Over the past year, I have watched many children die of measles. In the final stages, little lungs, filled with fluid and racked with inflammation, struggle for oxygen. The victims breathe faster and faster, gasping for air until, exhausted, they stop.
Where I live, in one of the poorest places on earth, measles kills thousands of children a year. It’s a grim lesson about a disease that should have been eradicated years ago. And it’s a grave warning against assuming “it can’t happen here” in more fortunate countries like the U.S., where the disease is making a comeback as parents fail to take the disease seriously. For years, U.S. pediatricians have gone their entire careers without seeing a case of measles, much less a death. Now, I fear, that may change.

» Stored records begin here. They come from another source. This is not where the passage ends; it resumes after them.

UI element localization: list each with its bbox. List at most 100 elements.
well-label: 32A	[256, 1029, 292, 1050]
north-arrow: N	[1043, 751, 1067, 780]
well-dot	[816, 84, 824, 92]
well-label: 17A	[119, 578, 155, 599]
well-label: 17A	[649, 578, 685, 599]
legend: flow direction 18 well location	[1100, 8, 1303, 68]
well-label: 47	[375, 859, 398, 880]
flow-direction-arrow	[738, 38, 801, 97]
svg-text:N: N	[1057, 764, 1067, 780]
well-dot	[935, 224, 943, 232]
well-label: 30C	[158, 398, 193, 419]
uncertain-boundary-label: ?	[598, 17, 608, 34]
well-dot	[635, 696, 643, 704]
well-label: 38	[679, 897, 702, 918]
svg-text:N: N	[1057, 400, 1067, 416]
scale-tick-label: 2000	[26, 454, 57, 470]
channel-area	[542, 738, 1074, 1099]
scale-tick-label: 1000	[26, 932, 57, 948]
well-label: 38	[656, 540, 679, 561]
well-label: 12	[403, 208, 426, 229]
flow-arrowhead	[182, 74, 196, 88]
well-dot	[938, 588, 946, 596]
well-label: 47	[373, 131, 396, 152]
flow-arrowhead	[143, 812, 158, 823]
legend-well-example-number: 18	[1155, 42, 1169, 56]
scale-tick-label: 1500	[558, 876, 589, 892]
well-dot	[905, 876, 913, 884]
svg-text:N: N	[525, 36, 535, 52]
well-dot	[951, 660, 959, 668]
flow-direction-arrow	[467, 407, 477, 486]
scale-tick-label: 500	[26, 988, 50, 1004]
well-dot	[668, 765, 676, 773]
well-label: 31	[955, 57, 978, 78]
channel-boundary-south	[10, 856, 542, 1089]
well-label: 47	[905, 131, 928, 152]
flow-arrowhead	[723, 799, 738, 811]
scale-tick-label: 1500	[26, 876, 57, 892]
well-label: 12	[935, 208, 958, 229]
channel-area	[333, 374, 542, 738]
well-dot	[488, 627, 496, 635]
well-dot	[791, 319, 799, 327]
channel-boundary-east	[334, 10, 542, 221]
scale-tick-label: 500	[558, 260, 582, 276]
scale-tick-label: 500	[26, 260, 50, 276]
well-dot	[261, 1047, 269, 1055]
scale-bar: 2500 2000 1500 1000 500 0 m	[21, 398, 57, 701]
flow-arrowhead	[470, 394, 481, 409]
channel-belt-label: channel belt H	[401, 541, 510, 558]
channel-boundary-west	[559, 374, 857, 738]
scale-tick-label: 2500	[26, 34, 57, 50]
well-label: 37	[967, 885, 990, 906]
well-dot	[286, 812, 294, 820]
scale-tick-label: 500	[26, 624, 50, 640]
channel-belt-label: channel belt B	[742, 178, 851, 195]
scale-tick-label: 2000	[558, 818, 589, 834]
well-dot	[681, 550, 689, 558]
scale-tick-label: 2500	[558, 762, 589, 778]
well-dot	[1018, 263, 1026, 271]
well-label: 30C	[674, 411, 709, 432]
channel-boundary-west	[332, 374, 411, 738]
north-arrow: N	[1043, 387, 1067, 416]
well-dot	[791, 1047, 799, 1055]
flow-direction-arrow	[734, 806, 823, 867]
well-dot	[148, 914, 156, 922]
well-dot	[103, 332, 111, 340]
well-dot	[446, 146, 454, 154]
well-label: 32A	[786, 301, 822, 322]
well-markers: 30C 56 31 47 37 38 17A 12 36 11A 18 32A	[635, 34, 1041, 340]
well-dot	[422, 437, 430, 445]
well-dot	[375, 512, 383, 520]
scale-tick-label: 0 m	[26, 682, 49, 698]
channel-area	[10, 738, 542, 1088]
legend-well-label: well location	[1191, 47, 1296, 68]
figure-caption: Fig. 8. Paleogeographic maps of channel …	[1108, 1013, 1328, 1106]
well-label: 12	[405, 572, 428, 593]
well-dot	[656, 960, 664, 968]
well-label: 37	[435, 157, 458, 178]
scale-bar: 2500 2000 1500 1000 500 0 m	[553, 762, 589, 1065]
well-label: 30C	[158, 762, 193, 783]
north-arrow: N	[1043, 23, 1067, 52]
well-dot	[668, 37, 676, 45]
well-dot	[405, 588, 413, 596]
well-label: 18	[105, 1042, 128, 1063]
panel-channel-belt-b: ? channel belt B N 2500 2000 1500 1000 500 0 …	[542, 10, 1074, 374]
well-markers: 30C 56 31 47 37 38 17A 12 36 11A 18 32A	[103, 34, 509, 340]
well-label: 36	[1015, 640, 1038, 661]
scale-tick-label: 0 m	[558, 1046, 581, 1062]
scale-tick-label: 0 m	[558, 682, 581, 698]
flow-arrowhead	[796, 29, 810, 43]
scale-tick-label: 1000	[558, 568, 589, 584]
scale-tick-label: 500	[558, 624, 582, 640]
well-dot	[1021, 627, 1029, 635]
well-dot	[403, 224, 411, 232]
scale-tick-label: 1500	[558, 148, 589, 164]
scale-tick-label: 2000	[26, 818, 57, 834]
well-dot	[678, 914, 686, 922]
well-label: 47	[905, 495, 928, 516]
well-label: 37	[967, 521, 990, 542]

I’m chief of medical research — and the only pediatrician — for Sankuru Province in the Democratic Republic of the Congo. Sankuru is about the size of Ohio and has around 3 million people, half of whom are under 18. The Congo’s poorest province, it is profoundly underdeveloped. It has no paved roads or airports. Most villages can be reached only on foot or by using tiny motorcycles, which few can afford. Municipal water or electrical systems do not exist. I came to Sankuru for a unique reason: I grew up there. My family has been serving in Sankuru since 1950. Since I was a child, working alongside my mother in under-5 baby clinics, I have felt a call to serve the children of Sankuru.